Vero cells originally originated from African green monkey kidneys and are known to be used against a variety of viruses such as SV40, SV-5, measles virus, arbovirus, respiratory enterovirus, rubella, sputum adenovirus, poliovirus, influenza virus, deputy Influenza viruses, vaccinia viruses, etc. are all sensitive. Vero cells are thus widely used for vaccine development for the corresponding diseases [1]. Vero cells have recently been used in the development of influenza vaccines [2]. The well-known pharmaceutical company Baxter Healthcare successfully used Cytodex 3 microcarriers for the production of Vero cell flu vaccine, using a three-stage fermenter for microcarrier ball transfer amplification, and finally to the 6000L reactor culture scale. Novartis has also licensed cell vaccine production technology in its European cell culture plants. Novartis recently reached an agreement with the US Department of Health and Human Services (HHS), which sponsored the former $486 million to establish a mammalian cell vaccine production facility in North Carolina and plans to enter it in 2012 [3]. Cell vaccine technology, with its rapid and reliable characteristics, as a global trend, is expected to gradually replace the current chicken embryo vaccine technology.

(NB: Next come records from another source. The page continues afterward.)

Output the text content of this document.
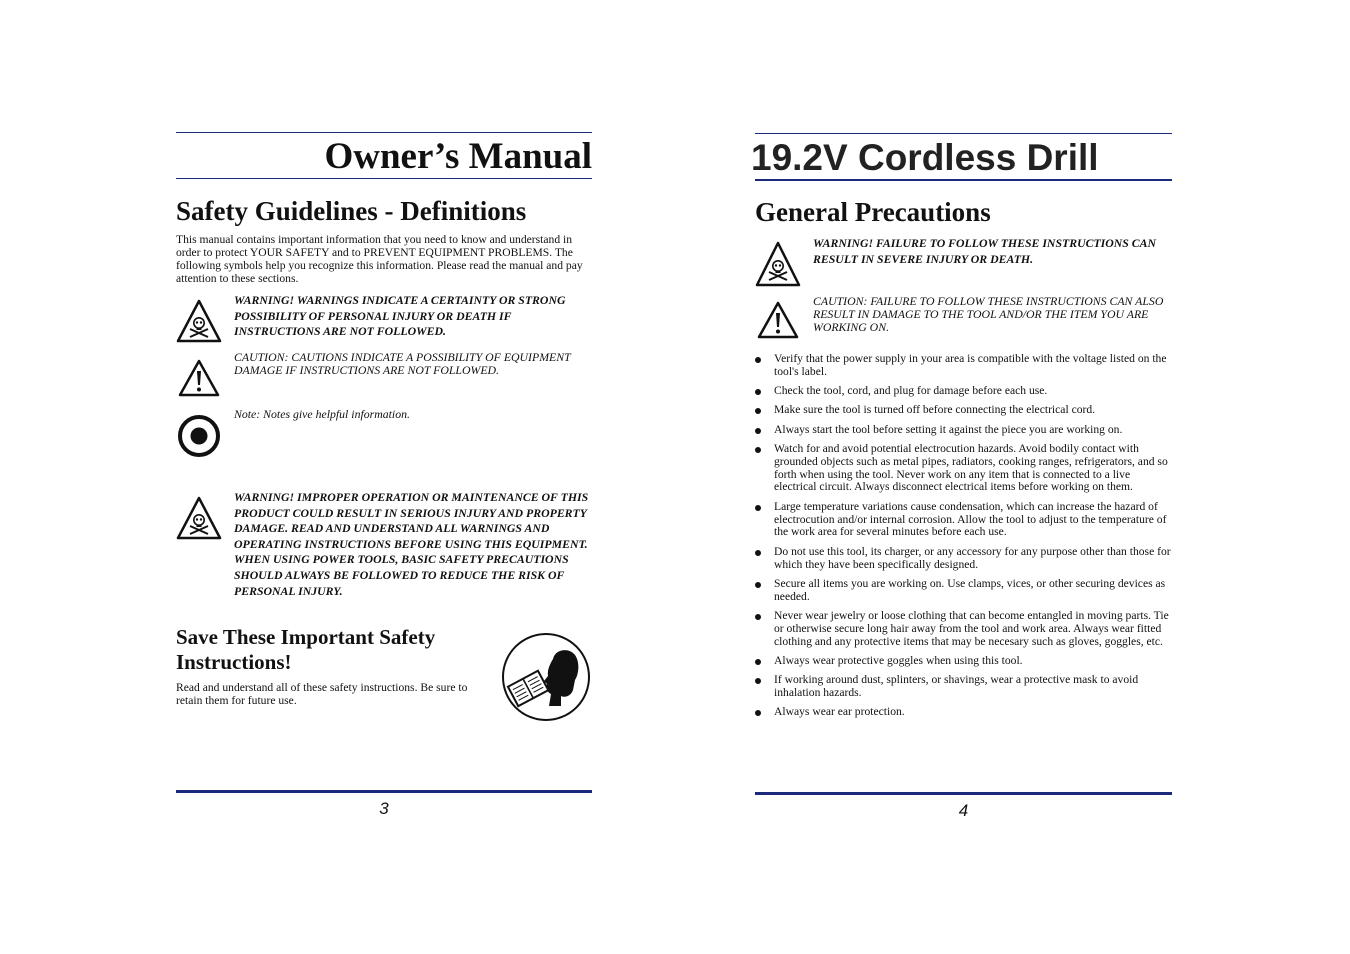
Owner’s Manual
Safety Guidelines - Definitions
This manual contains important information that you need to know and understand in order to protect YOUR SAFETY and to PREVENT EQUIPMENT PROBLEMS. The following symbols help you recognize this information. Please read the manual and pay attention to these sections.
WARNING! WARNINGS INDICATE A CERTAINTY OR STRONG POSSIBILITY OF PERSONAL INJURY OR DEATH IF INSTRUCTIONS ARE NOT FOLLOWED.
CAUTION: CAUTIONS INDICATE A POSSIBILITY OF EQUIPMENT DAMAGE IF INSTRUCTIONS ARE NOT FOLLOWED.
Note: Notes give helpful information.
WARNING! IMPROPER OPERATION OR MAINTENANCE OF THIS PRODUCT COULD RESULT IN SERIOUS INJURY AND PROPERTY DAMAGE. READ AND UNDERSTAND ALL WARNINGS AND OPERATING INSTRUCTIONS BEFORE USING THIS EQUIPMENT. WHEN USING POWER TOOLS, BASIC SAFETY PRECAUTIONS SHOULD ALWAYS BE FOLLOWED TO REDUCE THE RISK OF PERSONAL INJURY.
Save These Important Safety Instructions!
Read and understand all of these safety instructions. Be sure to retain them for future use.
3
19.2V Cordless Drill
General Precautions
WARNING! FAILURE TO FOLLOW THESE INSTRUCTIONS CAN RESULT IN SEVERE INJURY OR DEATH.
CAUTION: FAILURE TO FOLLOW THESE INSTRUCTIONS CAN ALSO RESULT IN DAMAGE TO THE TOOL AND/OR THE ITEM YOU ARE WORKING ON.
Verify that the power supply in your area is compatible with the voltage listed on the tool's label.
Check the tool, cord, and plug for damage before each use.
Make sure the tool is turned off before connecting the electrical cord.
Always start the tool before setting it against the piece you are working on.
Watch for and avoid potential electrocution hazards. Avoid bodily contact with grounded objects such as metal pipes, radiators, cooking ranges, refrigerators, and so forth when using the tool. Never work on any item that is connected to a live electrical circuit. Always disconnect electrical items before working on them.
Large temperature variations cause condensation, which can increase the hazard of electrocution and/or internal corrosion. Allow the tool to adjust to the temperature of the work area for several minutes before each use.
Do not use this tool, its charger, or any accessory for any purpose other than those for which they have been specifically designed.
Secure all items you are working on. Use clamps, vices, or other securing devices as needed.
Never wear jewelry or loose clothing that can become entangled in moving parts. Tie or otherwise secure long hair away from the tool and work area. Always wear fitted clothing and any protective items that may be necesary such as gloves, goggles, etc.
Always wear protective goggles when using this tool.
If working around dust, splinters, or shavings, wear a protective mask to avoid inhalation hazards.
Always wear ear protection.
4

As adherent cells, Vero cells need to be grown on a certain surface, and can be cultured in a small-sized state using a T-shaped flask or a roller bottle. Domestic microcarrier cell culture levels are quite different from those in foreign countries. Most of them are still inoculated directly into a 30L fermentor using a spinner/cell factory, and multiple 30L fermentors are used for parallel amplification. The rotary bottle culture is labor-intensive operation, and it is impossible to precisely control the parameters such as pH and dissolved oxygen, and has a high risk of contamination. The parallel enlargement of multiple small fermenters cannot avoid the difference between each reactor, increase the control point of the production process, is not conducive to the stability of product quality and the verification of the entire production process, and limits the production capacity.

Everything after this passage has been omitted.